Het zou volgens Ferry een zware dag worden (what’s new?) want de langste afstand, 140 km, met drie puntige uitsteeksels erin. Maar wel langer dalen dan stijgen, per saldo 800 meter naar beneden.
De dag begint grijs, maar al gauw klaart het op en het weer wordt in de loop van de ochtend steeds beter. We rijden langs het enorme stuwmeer onder welks oppervlakte een aantal verdronken dorpjes, althans de resten daarvan, liggen.
De eerste klim ligt mooi en is niet te zwaar. Fraai landschap en vergezichten, doet soms aan Schotse hooglanden denken, soms aan de Dolomieten. Het wegdek van de afdaling is helaas niet van de kwaliteit waaraan we in Spanje in inmiddels gewend zijn, nl. biljartlakenglad, daar mag nog wel een Europees subsidietje tegenaan.
Beneden drinken we koffie in Alquiesqui. Het is inmiddels 11.30.
Het leed en de inspanning van de volgende klim is direct vergeten als we de afdaling inzetten. Wat kan de zwaartekracht mooi zijn! We zeilen over een prachtig aangelegde weg naar beneden, af en toe een koe, hond of paard omzeilend.

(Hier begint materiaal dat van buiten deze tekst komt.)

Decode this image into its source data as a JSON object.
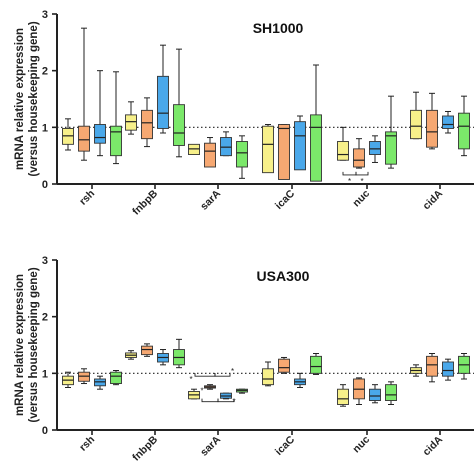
{
  "chart_data": [
    {
      "type": "box",
      "title": "SH1000",
      "ylabel_line1": "mRNA relative expression",
      "ylabel_line2": "(versus housekeeping gene)",
      "ylim": [
        0,
        3
      ],
      "yticks": [
        "0",
        "1",
        "2",
        "3"
      ],
      "reference_line": 1,
      "categories": [
        "rsh",
        "fnbpB",
        "sarA",
        "icaC",
        "nuc",
        "cidA"
      ],
      "box_colors": [
        "#f7f08a",
        "#f6a872",
        "#4aa8ea",
        "#7be86a"
      ],
      "boxes": [
        [
          [
            0.6,
            0.7,
            0.85,
            0.98,
            1.15
          ],
          [
            0.42,
            0.58,
            0.78,
            1.02,
            2.75
          ],
          [
            0.5,
            0.72,
            0.82,
            1.05,
            2.0
          ],
          [
            0.36,
            0.5,
            0.92,
            1.02,
            1.98
          ]
        ],
        [
          [
            0.88,
            0.95,
            1.1,
            1.22,
            1.45
          ],
          [
            0.66,
            0.8,
            1.08,
            1.3,
            1.52
          ],
          [
            0.9,
            0.98,
            1.25,
            1.9,
            2.45
          ],
          [
            0.48,
            0.68,
            0.9,
            1.4,
            2.38
          ]
        ],
        [
          [
            0.55,
            0.52,
            0.62,
            0.7,
            0.62
          ],
          [
            0.36,
            0.3,
            0.58,
            0.72,
            0.82
          ],
          [
            0.5,
            0.5,
            0.65,
            0.82,
            0.92
          ],
          [
            0.1,
            0.3,
            0.55,
            0.75,
            0.85
          ]
        ],
        [
          [
            0.55,
            0.2,
            0.7,
            1.02,
            1.05
          ],
          [
            0.1,
            0.08,
            0.98,
            1.05,
            1.05
          ],
          [
            0.9,
            0.25,
            0.85,
            1.1,
            1.2
          ],
          [
            0.1,
            0.05,
            1.0,
            1.22,
            2.1
          ]
        ],
        [
          [
            0.42,
            0.42,
            0.52,
            0.75,
            1.0
          ],
          [
            0.28,
            0.3,
            0.42,
            0.62,
            0.8
          ],
          [
            0.38,
            0.52,
            0.62,
            0.75,
            0.85
          ],
          [
            0.28,
            0.35,
            0.85,
            0.92,
            1.55
          ]
        ],
        [
          [
            0.8,
            0.8,
            1.02,
            1.3,
            1.62
          ],
          [
            0.62,
            0.65,
            0.92,
            1.3,
            1.6
          ],
          [
            0.9,
            0.98,
            1.05,
            1.2,
            1.28
          ],
          [
            0.5,
            0.62,
            1.02,
            1.25,
            1.55
          ]
        ]
      ],
      "annotations": [
        "*",
        "*"
      ]
    },
    {
      "type": "box",
      "title": "USA300",
      "ylabel_line1": "mRNA relative expression",
      "ylabel_line2": "(versus housekeeping gene)",
      "ylim": [
        0,
        3
      ],
      "yticks": [
        "0",
        "1",
        "2",
        "3"
      ],
      "reference_line": 1,
      "categories": [
        "rsh",
        "fnbpB",
        "sarA",
        "icaC",
        "nuc",
        "cidA"
      ],
      "box_colors": [
        "#f7f08a",
        "#f6a872",
        "#4aa8ea",
        "#7be86a"
      ],
      "boxes": [
        [
          [
            0.75,
            0.8,
            0.88,
            0.95,
            1.02
          ],
          [
            0.82,
            0.86,
            0.95,
            1.02,
            1.08
          ],
          [
            0.72,
            0.78,
            0.85,
            0.9,
            0.95
          ],
          [
            0.8,
            0.82,
            0.95,
            1.02,
            1.05
          ]
        ],
        [
          [
            1.25,
            1.28,
            1.32,
            1.36,
            1.4
          ],
          [
            1.3,
            1.33,
            1.42,
            1.48,
            1.52
          ],
          [
            1.15,
            1.2,
            1.28,
            1.35,
            1.42
          ],
          [
            1.1,
            1.15,
            1.28,
            1.42,
            1.6
          ]
        ],
        [
          [
            0.55,
            0.55,
            0.62,
            0.68,
            0.72
          ],
          [
            0.72,
            0.74,
            0.76,
            0.78,
            0.8
          ],
          [
            0.55,
            0.56,
            0.6,
            0.65,
            0.65
          ],
          [
            0.65,
            0.67,
            0.7,
            0.72,
            0.72
          ]
        ],
        [
          [
            0.78,
            0.8,
            0.9,
            1.08,
            1.2
          ],
          [
            1.0,
            1.02,
            1.1,
            1.25,
            1.28
          ],
          [
            0.75,
            0.8,
            0.85,
            0.9,
            1.0
          ],
          [
            0.98,
            1.0,
            1.12,
            1.3,
            1.35
          ]
        ],
        [
          [
            0.42,
            0.45,
            0.55,
            0.72,
            0.8
          ],
          [
            0.45,
            0.55,
            0.72,
            0.9,
            0.92
          ],
          [
            0.48,
            0.52,
            0.6,
            0.72,
            0.8
          ],
          [
            0.45,
            0.52,
            0.62,
            0.8,
            0.85
          ]
        ],
        [
          [
            0.95,
            1.0,
            1.05,
            1.1,
            1.15
          ],
          [
            0.85,
            0.95,
            1.15,
            1.3,
            1.35
          ],
          [
            0.88,
            0.95,
            1.05,
            1.2,
            1.25
          ],
          [
            0.9,
            1.0,
            1.15,
            1.3,
            1.35
          ]
        ]
      ],
      "annotations": [
        "*",
        "*",
        "*",
        "*"
      ]
    }
  ]
}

De weg worst steeds rechter, en met vals plat naar beneden knallen Roel en ik, achtervolgd door een lokale wielrenner, door het dal en nissen bijna het bord “Bello 1,5 km naar links” en Ruud die onder dat bord in een stoel zit en ons toeroept. En inderdaad, rechts staat de bus van Theo bij een stationnetje onder de bomen, de lunchtafel ruim voorzien van allerlei lekkers al uitgeklapt. Pannenkoeken en eieren worden gebakken op een geïmproviseerd kookstel. De vermoeidheid van enkele dagen fietsen begint nu toch wel zichtbaar haar tol te eisen; opvallend veel Bellisti liggen op grote dekens onder de bomen half of geheel te pitten.
Maar we moeten verder, de meeste hoogte- en kilometers zitten er op. Vrij onverwacht begint na een bocht naar rechts de derde puist. Die is weliswaar niet zo lang en hoog, maar wel verdomd steil, 8% met uitschieters naar 9 en 10.
De afdaling loopt mooi, schrijver dezes moest helaas 20 km voor het einde wegens lichamelijk ongemak verder in de bus. Omdat het net op dat moment ook echt begon te regenen, was dat nog niet zo’n slecht timing.
Het bleek moeilijk om per bus de groep over fietspaden en rare weggetjes te blijven volgen, zodat we direct over de grote weg naar het hotel zijn gereden. Daar arriveerde de rest wat later ook. Zij hadden nog wat extra hoogtemeters en nattigheid. Hotel blijkt groot en luxueus. Vinden we niet erg. Na fietsen stallen, douchen en borrelen met Pieters snacks maken we tegen negenen onder leiding van Roel een meanderende naar boven tocht door Orviedo. Nog wat extra hoogtemeters te voet kan geen kwaad, vond Roel kennelijk. Leuk restaurant, plaatselijke keuken, wel veel rijst, obers die cider schenken vanuit de schouder naar de heup in lange straal, maar wij prefereren een, nou ja, meer dan een, mooie Rioja en Albarino.
Pas tegen twaalven terug in hotel. Latertje, maar morgen mogen we uitslapen.